El equipo de 30 Días de Oscuridad (2007) respeta al máximo el libreto original, trasladando además su estética característica a nivel de puesta en escena, decorados, colores, fotografía y la particular caracterización de los sanguinarios vampiros.

Donde la cosa hace aguas es en el apartado argumental. Si el original ya tiene problemas en justificar con su curioso argumento las setenta páginas de las que se compone y no hace más que avanzar la trama mediante inconexos golpes de efecto, la hora y media de metraje pone aún más de relieve las incoherencias del material que adapta. Se intenta paliar este problema, con muy buen juicio, introduciendo personajes e hilos narrativos inexistentes en el cómic, pero por desgracia aún así no es suficiente, tal vez porque se respeta demasiado la fuente y no se quiere diferir demasiado de ella, y el film se tambalea de un lado a otro como un sonámbulo que no encuentra el camino de regreso a la cama.

Así que nos encontramos, curiosamente, con una adaptación que fracasa como película, precisamente por ser fiel al original. Y es que, cuando se adapta fielmente un producto mediocre, el resultado no puede ser otro.

[Texto a aparecer en la revista Fancine]

The Punisher (2004)

Cuando uno se pone manos a la obra con un guión para cualquier arte (cómic, cine, teatro...) no se tiene que enfrentar únicamente con la pantalla o la hoja de papel en blanco. Existen toda una serie de circunstancias que dificultan la ejecución de cualquier producción artística: fechas de entrega, imposiciones editoriales, financiación, etc. En el caso de las adaptaciones al cine de tebeos, además nos encontramos, entre otras cosas, con la necesidad de ser fiel al material original, captando su espíritu y trasladando al lenguaje cinematográfico aquellos elementos gráficos y narrativos que lo hagan único.

Todo esto no es moco de pavo. Y sin embargo...

Cuando lo que uno tiene entre manos no es una obra maestra del Noveno Arte, sino una historia de venganza digna de una película de acción de serie Z, ¿puede todo lo anterior ser obstáculo para realizar una buena adaptación? El Castigador (2004) demuestra que a veces cuanto más fáciles son los retos a los que se enfrentan los realizadores, peores son los resultados. No es que se trate de una perversión de la historia original.
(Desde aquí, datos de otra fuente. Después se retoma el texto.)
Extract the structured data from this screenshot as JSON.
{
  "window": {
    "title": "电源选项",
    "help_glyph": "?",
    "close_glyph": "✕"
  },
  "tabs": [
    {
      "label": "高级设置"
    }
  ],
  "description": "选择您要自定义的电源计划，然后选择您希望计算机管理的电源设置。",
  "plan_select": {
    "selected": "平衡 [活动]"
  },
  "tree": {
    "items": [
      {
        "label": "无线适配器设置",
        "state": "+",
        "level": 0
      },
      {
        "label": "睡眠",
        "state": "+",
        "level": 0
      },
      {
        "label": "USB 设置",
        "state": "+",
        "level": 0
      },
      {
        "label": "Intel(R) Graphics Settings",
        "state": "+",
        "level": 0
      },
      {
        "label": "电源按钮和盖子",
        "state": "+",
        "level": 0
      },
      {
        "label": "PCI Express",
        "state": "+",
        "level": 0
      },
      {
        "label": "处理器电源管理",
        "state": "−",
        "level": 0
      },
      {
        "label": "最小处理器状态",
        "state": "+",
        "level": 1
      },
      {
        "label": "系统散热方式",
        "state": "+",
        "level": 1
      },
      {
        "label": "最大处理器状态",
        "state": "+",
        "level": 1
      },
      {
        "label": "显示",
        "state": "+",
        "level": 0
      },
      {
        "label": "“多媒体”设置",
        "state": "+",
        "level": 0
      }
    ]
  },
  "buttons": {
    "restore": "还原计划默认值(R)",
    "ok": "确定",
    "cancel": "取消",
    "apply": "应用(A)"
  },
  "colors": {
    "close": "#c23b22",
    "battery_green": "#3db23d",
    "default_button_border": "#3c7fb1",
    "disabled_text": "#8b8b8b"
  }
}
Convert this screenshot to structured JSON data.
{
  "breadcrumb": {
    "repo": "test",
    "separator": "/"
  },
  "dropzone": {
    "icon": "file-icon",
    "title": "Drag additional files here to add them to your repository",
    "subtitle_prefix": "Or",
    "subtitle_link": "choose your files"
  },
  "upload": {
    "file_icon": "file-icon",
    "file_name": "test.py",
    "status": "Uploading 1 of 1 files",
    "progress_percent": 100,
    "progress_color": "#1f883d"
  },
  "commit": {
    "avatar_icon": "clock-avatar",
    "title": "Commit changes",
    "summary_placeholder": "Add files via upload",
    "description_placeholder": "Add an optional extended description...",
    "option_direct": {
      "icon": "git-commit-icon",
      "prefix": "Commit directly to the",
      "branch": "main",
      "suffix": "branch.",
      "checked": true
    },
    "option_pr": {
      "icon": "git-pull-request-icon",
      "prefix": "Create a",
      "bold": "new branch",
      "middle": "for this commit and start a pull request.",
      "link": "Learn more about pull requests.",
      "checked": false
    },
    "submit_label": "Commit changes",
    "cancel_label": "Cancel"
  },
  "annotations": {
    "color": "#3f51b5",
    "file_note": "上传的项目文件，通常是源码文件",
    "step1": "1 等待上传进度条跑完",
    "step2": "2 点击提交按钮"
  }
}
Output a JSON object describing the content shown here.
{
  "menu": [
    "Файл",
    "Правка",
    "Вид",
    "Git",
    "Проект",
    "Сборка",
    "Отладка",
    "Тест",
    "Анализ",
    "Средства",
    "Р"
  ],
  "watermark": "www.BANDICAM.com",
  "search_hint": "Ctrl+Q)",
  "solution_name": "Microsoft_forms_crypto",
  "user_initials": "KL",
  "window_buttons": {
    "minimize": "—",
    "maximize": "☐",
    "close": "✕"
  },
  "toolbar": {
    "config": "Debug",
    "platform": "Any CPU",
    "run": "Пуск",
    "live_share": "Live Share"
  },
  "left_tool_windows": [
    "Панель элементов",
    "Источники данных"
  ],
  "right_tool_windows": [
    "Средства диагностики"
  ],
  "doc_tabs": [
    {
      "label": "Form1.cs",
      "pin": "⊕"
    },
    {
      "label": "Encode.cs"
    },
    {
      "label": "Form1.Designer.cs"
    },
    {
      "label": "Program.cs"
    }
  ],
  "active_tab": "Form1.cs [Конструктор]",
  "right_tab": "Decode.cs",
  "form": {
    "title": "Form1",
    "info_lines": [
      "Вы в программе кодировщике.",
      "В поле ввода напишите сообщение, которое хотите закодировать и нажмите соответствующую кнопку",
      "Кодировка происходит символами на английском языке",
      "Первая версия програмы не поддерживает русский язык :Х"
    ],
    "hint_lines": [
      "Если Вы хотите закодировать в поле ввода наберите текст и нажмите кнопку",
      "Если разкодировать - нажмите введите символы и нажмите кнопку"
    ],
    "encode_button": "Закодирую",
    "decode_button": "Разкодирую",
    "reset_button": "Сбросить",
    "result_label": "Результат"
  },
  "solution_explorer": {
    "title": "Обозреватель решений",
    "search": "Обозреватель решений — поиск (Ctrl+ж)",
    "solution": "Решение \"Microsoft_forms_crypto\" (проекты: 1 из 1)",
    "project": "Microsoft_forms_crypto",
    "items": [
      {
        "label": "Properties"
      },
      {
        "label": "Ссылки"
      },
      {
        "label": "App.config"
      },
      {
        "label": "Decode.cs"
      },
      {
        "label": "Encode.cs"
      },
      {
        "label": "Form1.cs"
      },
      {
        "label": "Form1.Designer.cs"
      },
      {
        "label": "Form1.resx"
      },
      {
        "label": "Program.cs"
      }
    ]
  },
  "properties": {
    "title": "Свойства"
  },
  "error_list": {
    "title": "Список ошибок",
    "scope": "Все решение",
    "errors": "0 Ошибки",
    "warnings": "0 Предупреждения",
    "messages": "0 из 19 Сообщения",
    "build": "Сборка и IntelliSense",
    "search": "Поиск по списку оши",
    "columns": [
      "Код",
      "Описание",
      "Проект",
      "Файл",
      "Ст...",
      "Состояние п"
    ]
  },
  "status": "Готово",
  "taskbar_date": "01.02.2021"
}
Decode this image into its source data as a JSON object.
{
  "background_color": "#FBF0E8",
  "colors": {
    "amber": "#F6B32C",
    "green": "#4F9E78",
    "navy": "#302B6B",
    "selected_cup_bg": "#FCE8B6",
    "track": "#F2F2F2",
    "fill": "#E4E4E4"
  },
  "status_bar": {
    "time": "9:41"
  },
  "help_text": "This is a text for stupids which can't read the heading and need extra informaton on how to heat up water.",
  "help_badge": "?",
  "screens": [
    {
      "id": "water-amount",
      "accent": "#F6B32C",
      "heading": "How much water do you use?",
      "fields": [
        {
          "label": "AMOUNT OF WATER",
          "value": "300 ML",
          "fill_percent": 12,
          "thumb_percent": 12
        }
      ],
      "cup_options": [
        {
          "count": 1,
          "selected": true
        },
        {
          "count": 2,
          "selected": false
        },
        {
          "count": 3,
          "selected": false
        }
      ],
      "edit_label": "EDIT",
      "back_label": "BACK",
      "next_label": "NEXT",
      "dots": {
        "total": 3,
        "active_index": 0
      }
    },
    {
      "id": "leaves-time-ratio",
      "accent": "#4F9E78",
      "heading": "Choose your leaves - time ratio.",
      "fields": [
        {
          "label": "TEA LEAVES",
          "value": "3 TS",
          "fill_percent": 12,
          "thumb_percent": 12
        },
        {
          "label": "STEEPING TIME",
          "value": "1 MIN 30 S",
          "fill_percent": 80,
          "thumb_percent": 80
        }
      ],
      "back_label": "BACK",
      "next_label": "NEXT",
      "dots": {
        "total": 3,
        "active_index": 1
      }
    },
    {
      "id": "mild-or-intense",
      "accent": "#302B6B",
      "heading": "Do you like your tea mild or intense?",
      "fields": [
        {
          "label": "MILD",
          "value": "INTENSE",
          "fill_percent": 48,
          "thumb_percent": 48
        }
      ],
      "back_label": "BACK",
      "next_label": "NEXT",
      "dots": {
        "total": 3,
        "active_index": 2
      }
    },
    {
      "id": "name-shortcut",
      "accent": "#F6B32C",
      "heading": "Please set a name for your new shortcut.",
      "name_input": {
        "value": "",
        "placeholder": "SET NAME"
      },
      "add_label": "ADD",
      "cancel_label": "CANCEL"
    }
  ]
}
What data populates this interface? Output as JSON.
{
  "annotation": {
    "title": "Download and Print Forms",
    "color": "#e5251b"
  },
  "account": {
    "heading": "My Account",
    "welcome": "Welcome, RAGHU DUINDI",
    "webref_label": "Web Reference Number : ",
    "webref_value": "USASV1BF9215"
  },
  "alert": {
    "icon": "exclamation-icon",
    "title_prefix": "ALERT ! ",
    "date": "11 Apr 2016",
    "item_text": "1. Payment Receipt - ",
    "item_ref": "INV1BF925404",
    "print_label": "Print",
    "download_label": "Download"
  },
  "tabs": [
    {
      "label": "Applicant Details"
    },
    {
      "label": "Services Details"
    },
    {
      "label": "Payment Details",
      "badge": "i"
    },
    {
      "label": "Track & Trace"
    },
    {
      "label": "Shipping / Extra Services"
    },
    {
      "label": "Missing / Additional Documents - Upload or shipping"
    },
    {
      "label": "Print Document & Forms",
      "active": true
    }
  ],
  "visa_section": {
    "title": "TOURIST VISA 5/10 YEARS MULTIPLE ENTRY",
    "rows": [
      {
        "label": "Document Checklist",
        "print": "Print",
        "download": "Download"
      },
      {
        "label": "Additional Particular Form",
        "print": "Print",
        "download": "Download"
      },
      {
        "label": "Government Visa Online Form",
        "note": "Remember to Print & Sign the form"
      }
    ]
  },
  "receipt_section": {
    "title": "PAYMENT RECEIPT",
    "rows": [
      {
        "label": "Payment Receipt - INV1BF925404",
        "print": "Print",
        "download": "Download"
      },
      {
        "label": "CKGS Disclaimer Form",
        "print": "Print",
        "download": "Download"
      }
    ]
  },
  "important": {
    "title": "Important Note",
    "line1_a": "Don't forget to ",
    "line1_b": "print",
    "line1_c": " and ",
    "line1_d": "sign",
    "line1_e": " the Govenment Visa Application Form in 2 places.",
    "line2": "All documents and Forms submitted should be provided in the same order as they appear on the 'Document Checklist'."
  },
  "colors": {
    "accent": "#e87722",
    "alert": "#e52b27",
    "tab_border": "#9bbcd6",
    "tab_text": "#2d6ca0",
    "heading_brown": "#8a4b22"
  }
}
Tanto en el film como en cualquiera de los cómics, el protagonista, Frank Castle, ve morir a su familia bajo una lluvia de plomo y desde entonces dedica su vida a erradicar el crimen en una guerra sin cuartel, en la que progresivamente va perdiendo la razón y todo contacto con la realidad que no le sea de utilidad en su “sagrada cruzada”.

La película se queda en esta breve sinopsis y no investiga ninguno de los temas que han ido surgiendo en las décadas de apariciones del personaje en el papel: la violencia brutal de la sociedad que hace que criaturas como Castle existan; la indefensión ante la agresión criminal; la montaña rusa de asesinatos que le hace plantearse a uno si al Castigador todavía le queda algún delincuente al que castigar... En la película apenas hay un reconocimiento a la etapa del guionista Garth Ennis en la serie, con la inclusión de una escena levemente humorística. Y si se puede disculpar que no se tengan grandes objetivos en mente (la mayoría de los cómics del personaje son bastante planos), lo que sí es imperdonable es la falta de adrenalina, sangre y acción de la que adolece el largometraje, aspectos definitorios que hacen del Castigador lo que es. Una historia de venganza.